Once we talked through it, it made sense pretty quickly: you get paid on actual pest control accounts you sell to homeowners. I think people here sales, commissions, and recruiting and they think 'bad.' But there is nothing about this that indicated that to me. No requirements to sign up other reps or anything weird like that.

So I went for it.

A Day In The Life (Not The Instagram Version)

Typical day for me:

-10:00–11:00 a.m. – Training, role play, meetings

-11:00–1:00 p.m. – Lunch, drive to area, mentally talk myself into knocking

-1:00–9:00 p.m. – Doors. Just doors. In the sun, in the rain, in the “go away”s

First week I closed 3 accounts.

I wanted to quit pretty much every day at the start. My feet hurt, my ego hurt, and it sucks having doors slammed in your face. The main reasons I stayed:

-The team I was with

-I’d already told everyone back home I was doing this and didn’t want to crawl back

-Pride was 100% part of it.

How The Money Actually Worked

My first year numbers:

-About 11 weeks selling

-123 accounts total

-Average commission per account: around $195

-Total commissions: just over $24,000 before taxes

I wasn’t the top rep. Our top guy did like 3x what I did. I was more middle of the pack.

The key part: every dollar I made came from homeowners paying for a real pest control service. No sign‑up fees, no getting paid to recruit friends, no weird structure. If I didn’t sell, I didn’t earn.

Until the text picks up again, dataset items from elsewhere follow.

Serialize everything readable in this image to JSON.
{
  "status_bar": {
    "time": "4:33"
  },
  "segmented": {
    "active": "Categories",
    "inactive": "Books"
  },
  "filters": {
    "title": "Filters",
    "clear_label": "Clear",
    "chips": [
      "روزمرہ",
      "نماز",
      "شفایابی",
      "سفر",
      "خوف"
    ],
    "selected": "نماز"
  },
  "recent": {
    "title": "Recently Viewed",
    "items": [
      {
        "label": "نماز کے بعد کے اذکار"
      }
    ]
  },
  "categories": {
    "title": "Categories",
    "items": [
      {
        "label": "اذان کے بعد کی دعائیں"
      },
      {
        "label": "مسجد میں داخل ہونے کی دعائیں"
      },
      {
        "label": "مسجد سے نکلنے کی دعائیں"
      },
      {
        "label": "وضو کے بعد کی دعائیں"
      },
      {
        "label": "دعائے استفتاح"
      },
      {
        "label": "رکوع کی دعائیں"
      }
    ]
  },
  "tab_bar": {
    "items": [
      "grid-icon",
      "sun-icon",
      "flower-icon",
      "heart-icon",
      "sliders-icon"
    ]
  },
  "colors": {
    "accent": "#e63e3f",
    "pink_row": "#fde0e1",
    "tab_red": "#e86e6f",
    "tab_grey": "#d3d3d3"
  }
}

What Sucked (So You Don’t Romanticize It)

Stuff people don’t put on the flyer:

-Rejection: You’ll hear “not interested” 50+ times a day. Some people are rude just because they can be.

-Weather: I knocked in 100‑degree heat where my shirt was soaked by 2 p.m.

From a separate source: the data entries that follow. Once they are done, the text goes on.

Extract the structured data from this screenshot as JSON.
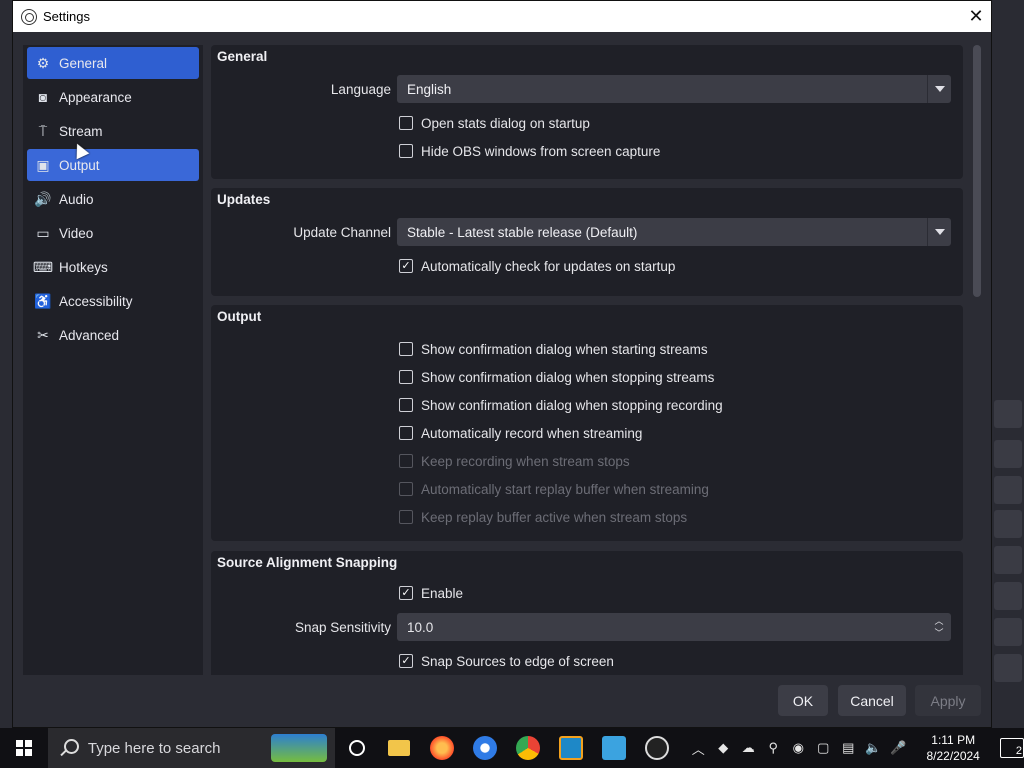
{
  "window": {
    "title": "Settings",
    "close_glyph": "✕"
  },
  "sidebar": {
    "items": [
      {
        "label": "General",
        "icon": "gear-icon",
        "glyph": "⚙"
      },
      {
        "label": "Appearance",
        "icon": "appearance-icon",
        "glyph": "◙"
      },
      {
        "label": "Stream",
        "icon": "stream-antenna-icon",
        "glyph": "⍑"
      },
      {
        "label": "Output",
        "icon": "output-icon",
        "glyph": "▣"
      },
      {
        "label": "Audio",
        "icon": "speaker-icon",
        "glyph": "🔊"
      },
      {
        "label": "Video",
        "icon": "monitor-icon",
        "glyph": "▭"
      },
      {
        "label": "Hotkeys",
        "icon": "keyboard-icon",
        "glyph": "⌨"
      },
      {
        "label": "Accessibility",
        "icon": "accessibility-icon",
        "glyph": "♿"
      },
      {
        "label": "Advanced",
        "icon": "tools-icon",
        "glyph": "✂"
      }
    ],
    "selected": "General",
    "hovered": "Output"
  },
  "general": {
    "title": "General",
    "language_label": "Language",
    "language_value": "English",
    "open_stats_label": "Open stats dialog on startup",
    "open_stats_checked": false,
    "hide_obs_label": "Hide OBS windows from screen capture",
    "hide_obs_checked": false
  },
  "updates": {
    "title": "Updates",
    "channel_label": "Update Channel",
    "channel_value": "Stable - Latest stable release (Default)",
    "auto_check_label": "Automatically check for updates on startup",
    "auto_check_checked": true
  },
  "output": {
    "title": "Output",
    "options": [
      {
        "label": "Show confirmation dialog when starting streams",
        "checked": false,
        "enabled": true
      },
      {
        "label": "Show confirmation dialog when stopping streams",
        "checked": false,
        "enabled": true
      },
      {
        "label": "Show confirmation dialog when stopping recording",
        "checked": false,
        "enabled": true
      },
      {
        "label": "Automatically record when streaming",
        "checked": false,
        "enabled": true
      },
      {
        "label": "Keep recording when stream stops",
        "checked": false,
        "enabled": false
      },
      {
        "label": "Automatically start replay buffer when streaming",
        "checked": false,
        "enabled": false
      },
      {
        "label": "Keep replay buffer active when stream stops",
        "checked": false,
        "enabled": false
      }
    ]
  },
  "snapping": {
    "title": "Source Alignment Snapping",
    "enable_label": "Enable",
    "enable_checked": true,
    "sensitivity_label": "Snap Sensitivity",
    "sensitivity_value": "10.0",
    "snap_edges_label": "Snap Sources to edge of screen",
    "snap_edges_checked": true
  },
  "buttons": {
    "ok": "OK",
    "cancel": "Cancel",
    "apply": "Apply"
  },
  "taskbar": {
    "search_placeholder": "Type here to search",
    "time": "1:11 PM",
    "date": "8/22/2024",
    "notification_count": "2"
  },
  "colors": {
    "accent": "#2f5fd1",
    "dialog_bg": "#2b2c34",
    "panel_bg": "#1f2027"
  }
}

-Ego: Getting lectured by a random dad on his porch about your life choices does not feel great.

-Discipline: No one is babysitting you. You can sit in your car on your phone and pretend you’re working. If you’re lazy, this job exposes it fast.

-There were days I went 6 hours with zero sales. Those days feel like they never end.

What I Actually Got Out Of It (Besides The Money)

The money was awesome. But the bigger stuff was:

-I stopped being scared of talking to people. After 2,000+ doors, talking to strangers about anything feels normal.

-I learned how to work hard on command, not only when I was “motivated.”

-My resume suddenly had an actual result on it:
“Sold 123 annual pest control contracts in 11 weeks going door to door.”

That first summer is why I came back. Year 2 and 3 have been a lot bigger for me because the skill stacks.

Who This Is For

-You should seriously think about doing this if:

-You want to make more than a normal summer job

-You’re competitive and can handle being coached

-You’re willing to trade one hard summer for skills + money that actually move you forward

You probably shouldn’t do this if:

-You think you’ll get rich without actually working

-You completely fall apart at rejection

-Your parents still have to drag you out of bed

Final Thoughts

My first year in door‑to‑door pest control wasn’t glamorous. No Lambo, no private jet.

I did make about $24k, paid off debt, stacked savings, and proved to myself I could do something hard on purpose and not quit.

If you’re on the fence, talk to a few of us who’ve actually done it. Ask how we’re paid, ask to see real numbers, and then decide if you’re willing to do the work.

The opportunity is real. The question is whether you’ll actually show up for it.